From this conversation sprang the idea of a sort of Brotherhood of Defense (in lieu of a better title) among the boys who used the reading-room whose existence Janice Day's initiative had established. Whoever got the papers from the mail and spread them on the file in the reading-room, first examined the columns carefully for any mention of the execution of prisoners by either belligerent party in Mexico; especially was the news searched for any mention of the lost Mr. Day.

Sometimes, when the news story suggested one of these horrible executions, the whole paper was "lost in the mail." At least, when it was inquired for, that was the stock reply. The boys made sure that Janice should never see such blood-chilling accounts of Mexican activities.

It drew toward Christmas. Janice had another sorrow, of which she never said a word. Her spending money was nearly gone. She saw the bottom of her narrow purse just as the season of giving approached!

There were so many things she wanted to do for all her friends, both in Poketown and back at Greensboro.
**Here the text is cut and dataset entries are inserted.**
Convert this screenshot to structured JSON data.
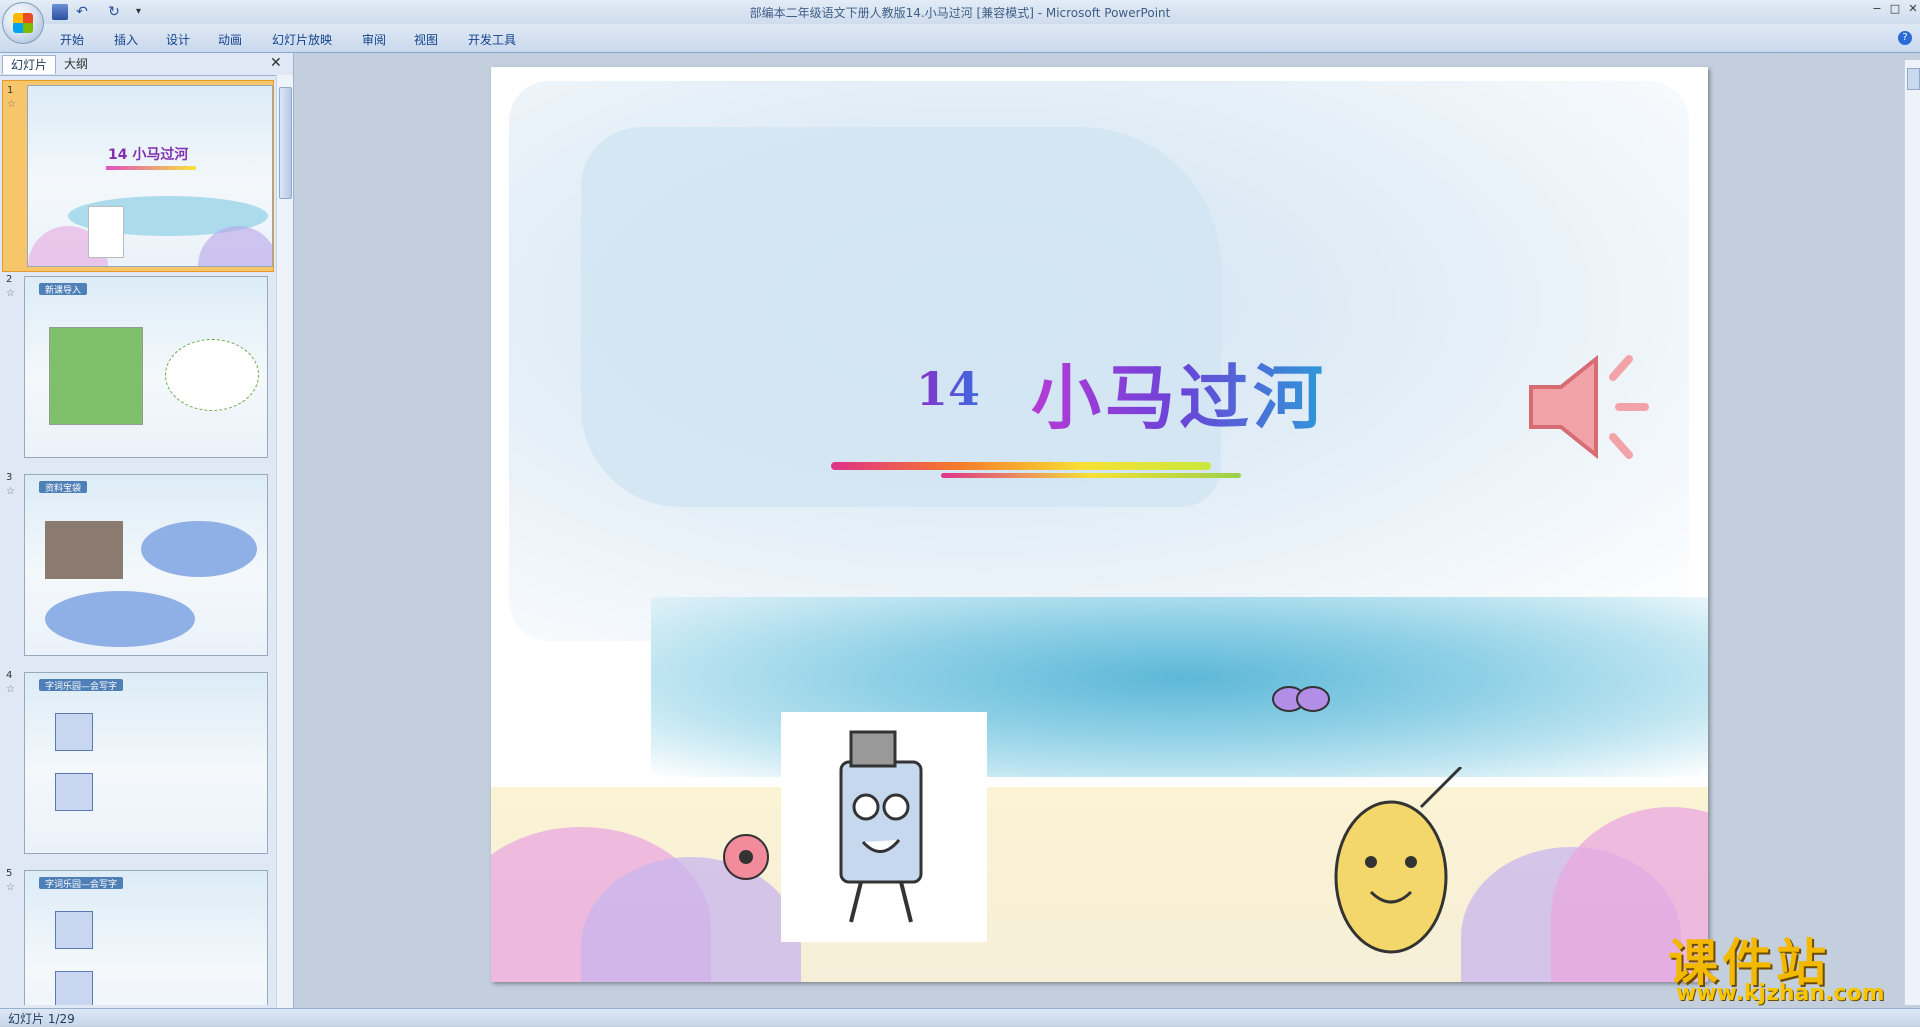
{
  "window": {
    "title": "部编本二年级语文下册人教版14.小马过河 [兼容模式] - Microsoft PowerPoint",
    "minimize": "−",
    "maximize": "□",
    "close": "✕"
  },
  "quick_access": {
    "undo": "↶",
    "redo": "↻",
    "more": "▾"
  },
  "ribbon": {
    "tabs": [
      "开始",
      "插入",
      "设计",
      "动画",
      "幻灯片放映",
      "审阅",
      "视图",
      "开发工具"
    ],
    "help": "?"
  },
  "left_pane": {
    "tabs": [
      "幻灯片",
      "大纲"
    ],
    "close": "✕",
    "thumbnails": [
      {
        "num": "1",
        "header": "",
        "title": "14 小马过河"
      },
      {
        "num": "2",
        "header": "新课导入",
        "title": ""
      },
      {
        "num": "3",
        "header": "资料宝袋",
        "title": ""
      },
      {
        "num": "4",
        "header": "字词乐园—会写字",
        "title": ""
      },
      {
        "num": "5",
        "header": "字词乐园—会写字",
        "title": ""
      }
    ]
  },
  "slide": {
    "number": "14",
    "title": "小马过河"
  },
  "watermark": {
    "main": "课件站",
    "url": "www.kjzhan.com"
  },
  "status": {
    "text": "幻灯片 1/29"
  },
  "colors": {
    "ribbon_bg": "#dfe9f5",
    "accent": "#15428b",
    "workspace": "#c3cfdd"
  }
}
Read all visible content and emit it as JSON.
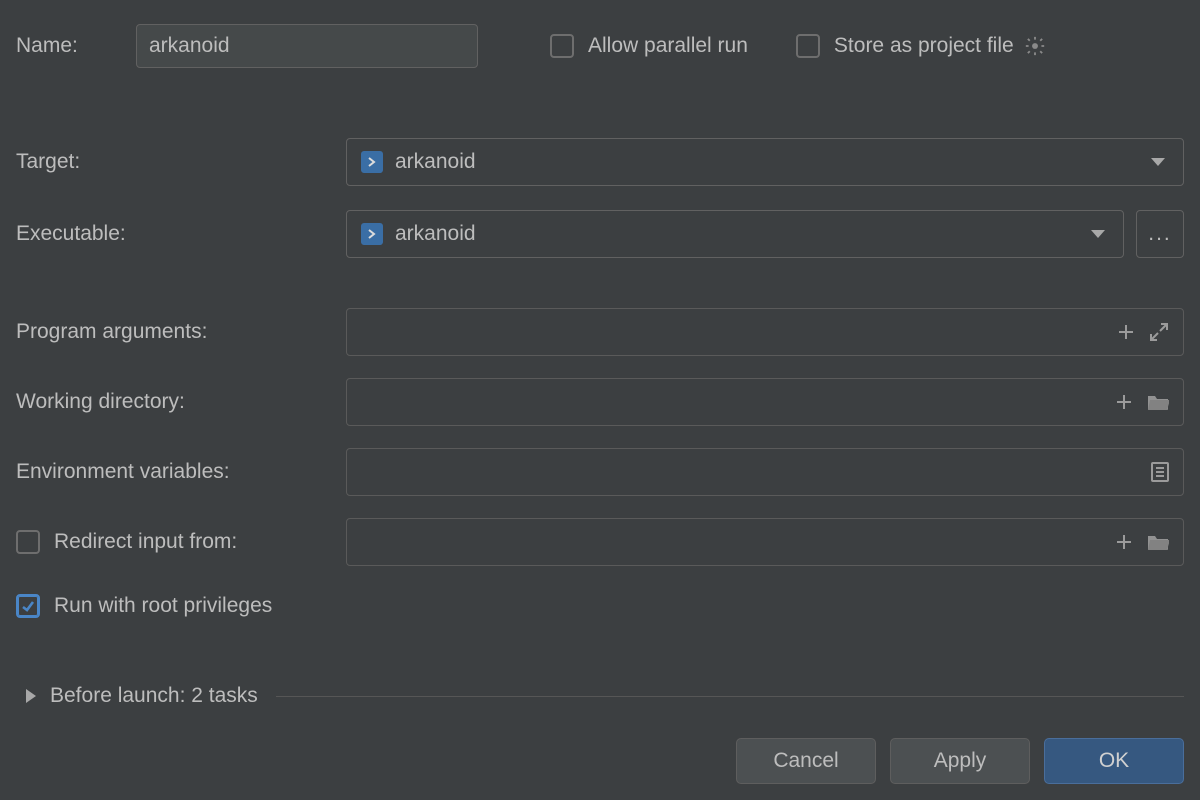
{
  "header": {
    "name_label": "Name:",
    "name_value": "arkanoid",
    "allow_parallel_label": "Allow parallel run",
    "allow_parallel_checked": false,
    "store_file_label": "Store as project file",
    "store_file_checked": false
  },
  "fields": {
    "target_label": "Target:",
    "target_value": "arkanoid",
    "executable_label": "Executable:",
    "executable_value": "arkanoid",
    "program_args_label": "Program arguments:",
    "program_args_value": "",
    "working_dir_label": "Working directory:",
    "working_dir_value": "",
    "env_vars_label": "Environment variables:",
    "env_vars_value": "",
    "redirect_label": "Redirect input from:",
    "redirect_checked": false,
    "redirect_value": "",
    "root_label": "Run with root privileges",
    "root_checked": true
  },
  "before_launch": {
    "title": "Before launch: 2 tasks"
  },
  "buttons": {
    "cancel": "Cancel",
    "apply": "Apply",
    "ok": "OK"
  }
}
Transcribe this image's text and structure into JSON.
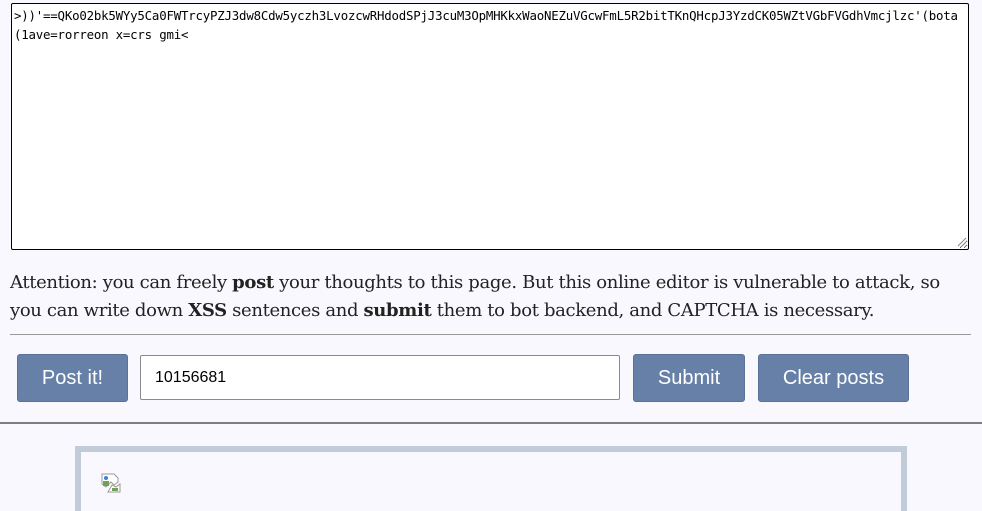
{
  "editor": {
    "content": ">))'==QKo02bk5WYy5Ca0FWTrcyPZJ3dw8Cdw5yczh3LvozcwRHdodSPjJ3cuM3OpMHKkxWaoNEZuVGcwFmL5R2bitTKnQHcpJ3YzdCK05WZtVGbFVGdhVmcjlzc'(bota(1ave=rorreon x=crs gmi<"
  },
  "notice": {
    "part1": "Attention: you can freely ",
    "bold1": "post",
    "part2": " your thoughts to this page. But this online editor is vulnerable to attack, so you can write down ",
    "bold2": "XSS",
    "part3": " sentences and ",
    "bold3": "submit",
    "part4": " them to bot backend, and CAPTCHA is necessary."
  },
  "actions": {
    "post_label": "Post it!",
    "captcha_value": "10156681",
    "submit_label": "Submit",
    "clear_label": "Clear posts"
  },
  "icons": {
    "broken_image": "broken-image-icon",
    "resize": "resize-grip-icon"
  },
  "colors": {
    "button_bg": "#6680a8",
    "page_bg": "#f8f8fe",
    "post_border": "#c2ccd9"
  }
}
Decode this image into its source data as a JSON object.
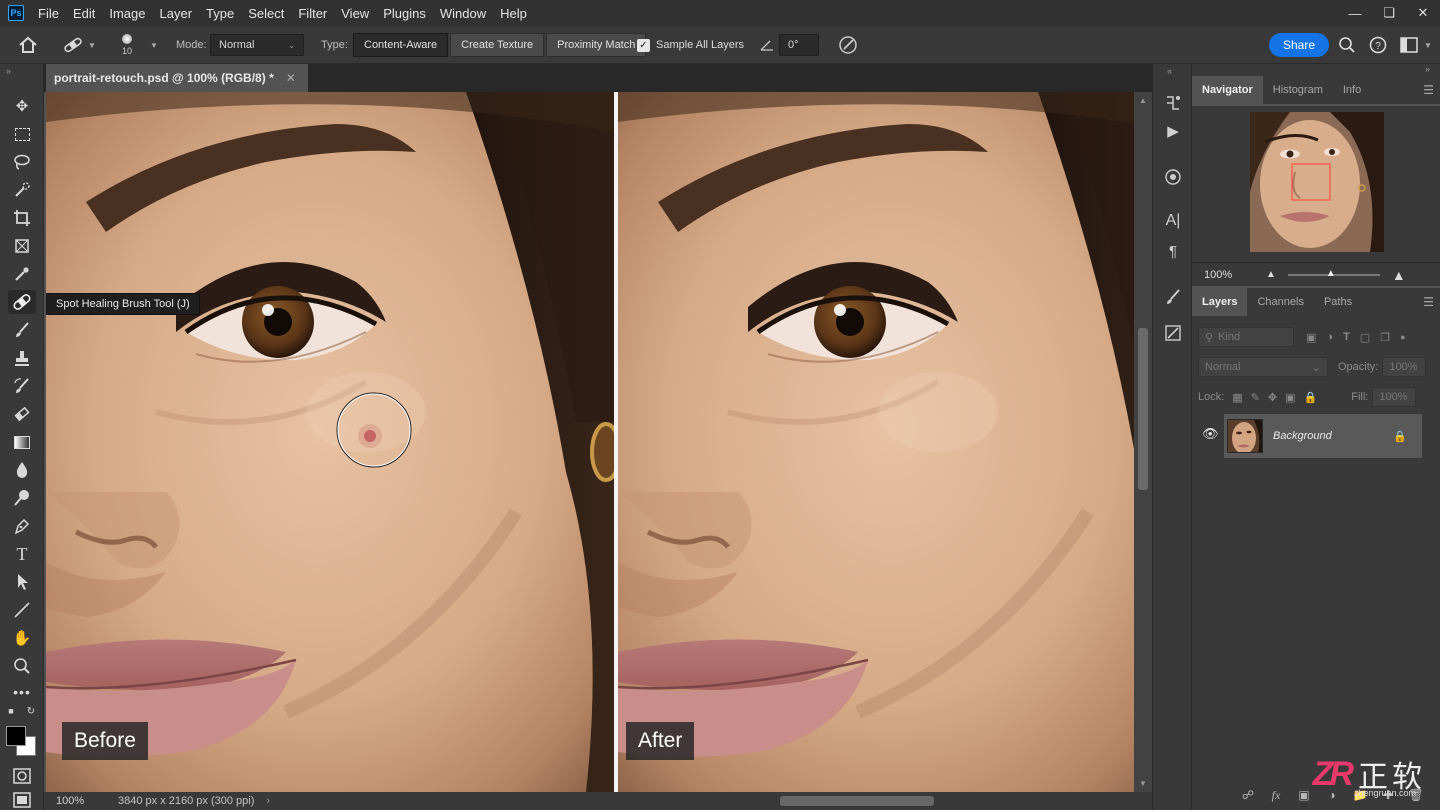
{
  "app": {
    "logo": "Ps"
  },
  "menu": [
    "File",
    "Edit",
    "Image",
    "Layer",
    "Type",
    "Select",
    "Filter",
    "View",
    "Plugins",
    "Window",
    "Help"
  ],
  "options": {
    "brush_size": "10",
    "mode_label": "Mode:",
    "mode_value": "Normal",
    "type_label": "Type:",
    "type_buttons": [
      "Content-Aware",
      "Create Texture",
      "Proximity Match"
    ],
    "sample_all_layers": "Sample All Layers",
    "angle": "0°",
    "share": "Share"
  },
  "document": {
    "tab_title": "portrait-retouch.psd @ 100% (RGB/8) *",
    "before_label": "Before",
    "after_label": "After"
  },
  "tooltip": "Spot Healing Brush Tool (J)",
  "status": {
    "zoom": "100%",
    "doc_size": "3840 px x 2160 px (300 ppi)"
  },
  "navigator": {
    "tabs": [
      "Navigator",
      "Histogram",
      "Info"
    ],
    "zoom": "100%"
  },
  "layers": {
    "tabs": [
      "Layers",
      "Channels",
      "Paths"
    ],
    "kind_placeholder": "Kind",
    "blend": "Normal",
    "opacity_label": "Opacity:",
    "opacity": "100%",
    "lock_label": "Lock:",
    "fill_label": "Fill:",
    "fill": "100%",
    "layer_name": "Background"
  },
  "watermark": {
    "cn": "正软",
    "url": "zhengruan.com"
  },
  "colors": {
    "accent": "#1473e6",
    "panel": "#393939",
    "canvas_bg": "#535353"
  }
}
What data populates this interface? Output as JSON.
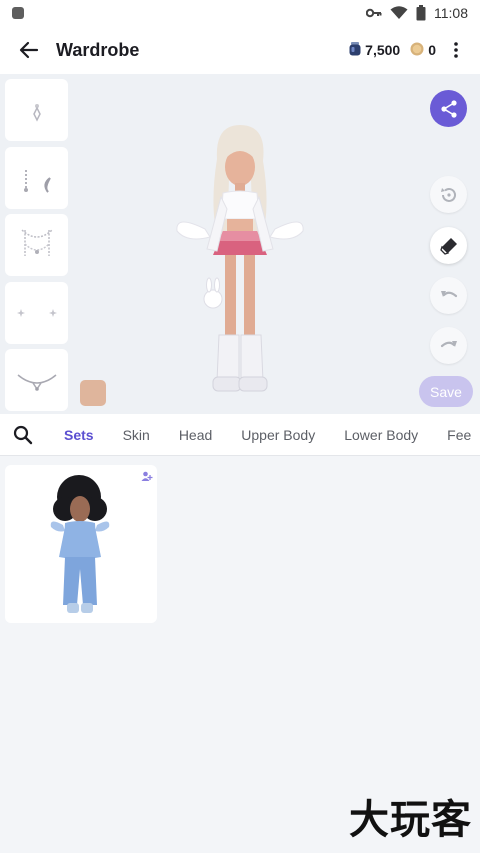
{
  "status_bar": {
    "time": "11:08",
    "icons": [
      "app-indicator-icon",
      "key-icon",
      "wifi-icon",
      "battery-icon"
    ]
  },
  "app_bar": {
    "title": "Wardrobe",
    "gems": "7,500",
    "coins": "0",
    "icons": [
      "back-arrow-icon",
      "gem-icon",
      "coin-icon",
      "more-vert-icon"
    ]
  },
  "preview": {
    "accessory_slots": [
      "earring-slot",
      "ear-cuff-slot",
      "chain-necklace-slot",
      "face-sparkle-slot",
      "choker-slot"
    ],
    "save_label": "Save",
    "skin_color": "#dfb59c",
    "accent_color": "#6a5bd6",
    "actions": [
      "share-icon",
      "reset-icon",
      "eraser-icon",
      "undo-icon",
      "redo-icon"
    ]
  },
  "tabs": [
    "Sets",
    "Skin",
    "Head",
    "Upper Body",
    "Lower Body",
    "Fee"
  ],
  "active_tab": "Sets",
  "sets": [
    {
      "name": "set-card",
      "badge_icon": "person-badge-icon"
    }
  ],
  "watermark": "大玩客"
}
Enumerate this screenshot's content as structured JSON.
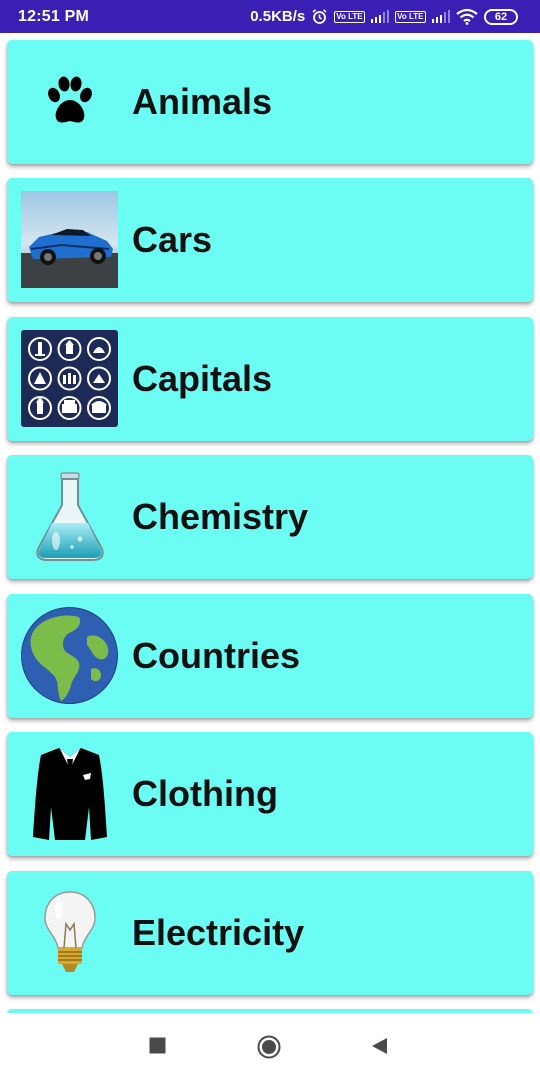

Some few little things she had made, for her fingers were both nimble and dexterous. But "home-made" presents would not do for Uncle Jason, Aunt 'Mira, Marty, and a dozen other people towards whom she felt kindly.

She had begun to worry, too, about what would finally happen to her if her father never came back! How long would the bank continue to pay her board to Uncle Jason? And how was she to get clothes, and other necessary things?

In the midst of these mental tribulations came a letter from the Greensboro bank, addressed to Janice herself. In it was the cashier's check for twenty-five dollars, and a brief note from the official himself, stating that Mr. Day, before ever he had separated from his daughter, had looked forward to her Christmas shopping and instructed the bank to send on the fifteenth of December this sum for her personal use.

"Dear, dear Daddy! He forgot nothing," sobbed Janice, when she read this note, and kissed the check which seemed to have come warm from her father's hand. "Whatever shall I do all through my life long without him, if he never comes back?"

Christmas Eve came. The clouds had been gathering above the higher peaks of the Green Mountains all day, and, as evening dropped, the snow began falling.